The data provided in the course site comprises four sets of files (de_DE - Danish, en_US - English,fi_FI - Finnish an ru_RU - Russian), with each set containing 3 text files with texts from blogs, news/media sites and twitter. In this analysis we will focus english set of files: . en_US.blogs.txt . en_US.news.txt . en_US.twitter.txt

setwd("C:/CapstoneProject/final/en_US")
# Read files into variables
newsData <- readLines(file("en_US.news.txt"))
blogData <- readLines(file("en_US.blogs.txt"))
twitterData <- readLines(file("en_US.twitter.txt"))

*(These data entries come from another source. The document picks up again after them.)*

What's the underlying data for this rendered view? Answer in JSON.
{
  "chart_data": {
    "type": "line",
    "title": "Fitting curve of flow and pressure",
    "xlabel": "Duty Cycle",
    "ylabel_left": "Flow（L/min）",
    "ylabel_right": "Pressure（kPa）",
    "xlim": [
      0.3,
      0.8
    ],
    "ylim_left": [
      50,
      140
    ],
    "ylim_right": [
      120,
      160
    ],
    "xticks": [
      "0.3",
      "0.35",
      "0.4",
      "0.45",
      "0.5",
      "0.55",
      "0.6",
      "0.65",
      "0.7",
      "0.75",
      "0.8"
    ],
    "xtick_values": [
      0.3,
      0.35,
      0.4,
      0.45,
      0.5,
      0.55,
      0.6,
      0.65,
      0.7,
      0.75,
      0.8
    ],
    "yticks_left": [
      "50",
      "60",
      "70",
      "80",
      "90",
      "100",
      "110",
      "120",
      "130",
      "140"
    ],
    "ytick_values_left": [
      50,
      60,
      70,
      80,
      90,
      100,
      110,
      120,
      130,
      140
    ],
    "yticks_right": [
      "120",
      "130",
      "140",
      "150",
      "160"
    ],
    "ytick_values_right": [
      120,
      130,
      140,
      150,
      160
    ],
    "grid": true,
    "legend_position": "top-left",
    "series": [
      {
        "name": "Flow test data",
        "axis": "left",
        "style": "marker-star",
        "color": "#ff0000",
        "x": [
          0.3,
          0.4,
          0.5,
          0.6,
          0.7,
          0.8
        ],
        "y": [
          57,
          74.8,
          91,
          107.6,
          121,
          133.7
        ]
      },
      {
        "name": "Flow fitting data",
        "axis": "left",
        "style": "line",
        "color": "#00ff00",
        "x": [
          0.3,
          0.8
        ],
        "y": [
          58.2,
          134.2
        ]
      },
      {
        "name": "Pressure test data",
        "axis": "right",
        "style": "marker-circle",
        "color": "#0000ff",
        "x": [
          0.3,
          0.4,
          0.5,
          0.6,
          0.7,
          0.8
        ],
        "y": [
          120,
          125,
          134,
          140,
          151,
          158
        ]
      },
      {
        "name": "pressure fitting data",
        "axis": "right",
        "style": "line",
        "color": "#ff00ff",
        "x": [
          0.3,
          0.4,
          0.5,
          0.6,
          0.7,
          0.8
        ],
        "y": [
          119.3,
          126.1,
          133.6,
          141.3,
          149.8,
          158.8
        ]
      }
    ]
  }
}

print(paste("News Data Length = ", length(newsData),
            ", News Blog Length = ", length(blogData),
            ", News twitter Length = ", length(twitterData)
            ))
## [1] "News Data Length =  77259 , News Blog Length =  899288 , News twitter Length =  2360148"

Interesting findings

Build a merged corpus

Data from the 3 files are merged together and a text corpus is built using the tm library. For performance reasons, only the first 5000 lines are loaded for the purpose of this milestone report.

library(tm)
## Loading required package: NLP
#Load 5000 lines from every set in corpus
merged <- paste(newsData[1:5000], blogData[1:5000], twitterData[1:5000])
corpus <- VCorpus(VectorSource(merged))
corpus <- tm_map(corpus, stripWhitespace)
corpus <- tm_map(corpus, removeNumbers)
corpus <- tm_map(corpus, removePunctuation)
corpus <- tm_map(corpus, removeWords, stopwords())

Find n-grams on the data

The following code contains a function that would build a n-gram data frame based on the RWeka library. This library is used to build 2-gram, 3-gram and 4-gram models. The top 100 word sequences is only used.

library(RWeka)

corpusDf <-data.frame(text=unlist(sapply(corpus, 
                  `[`, "content")), stringsAsFactors=F)

findNGrams <- function(corp, grams) {
  ngram <- NGramTokenizer(corp, Weka_control(min = grams, max = grams,
                      delimiters = " \\r\\n\\t.,;:\"()?!"))
  ngram2 <- data.frame(table(ngram))
  #pick only top 25
  ngram3 <- ngram2[order(ngram2$Freq,decreasing = TRUE),][1:100,]
  colnames(ngram3) <- c("String","Count")
  ngram3
}

TwoGrams <- findNGrams(corpusDf, 2)
ThreeGrams <- findNGrams(corpusDf, 3)
FourGrams <- findNGrams(corpusDf, 4)

Exploratory Data Analysis

Plotting WordCloud

library(wordcloud)
## Loading required package: RColorBrewer
require(RColorBrewer)

par(mfrow = c(1, 3))
palette <- brewer.pal(8,"Dark2")

wordcloud(TwoGrams[,1], TwoGrams[,2], min.freq =1, 
          random.order = F, ordered.colors = F, colors=palette)
text(x=0.5, y=0, "2-gram cloud")

wordcloud(ThreeGrams[,1], ThreeGrams[,2], min.freq =1, 
          random.order = F, ordered.colors = F, colors=palette)
text(x=0.5, y=0, "3-gram cloud")

wordcloud(FourGrams[,1], FourGrams[,2], min.freq =1, 
          random.order = F, ordered.colors = F, colors=palette)
text(x=0.5, y=0, "4-gram cloud")

Histograms of the grams

par(mfrow = c(1, 1))

barplot(TwoGrams[1:20,2], cex.names=0.5, names.arg=TwoGrams[1:20,1], col="red", main="2-Grams", las=2)

barplot(ThreeGrams[1:20,2], cex.names=0.5, names.arg=ThreeGrams[1:20,1], col="green", main="3-Grams", las=2)

barplot(FourGrams[1:20,2], cex.names=0.5, names.arg=FourGrams[1:20,1], col="blue", main="4-Grams", las=2)

Plan for Creating Prediction Algorithm and Application

To train the model: * Increase the number of documents (e.g. increase sample size) in order to have more 3- 4- and 5-grams.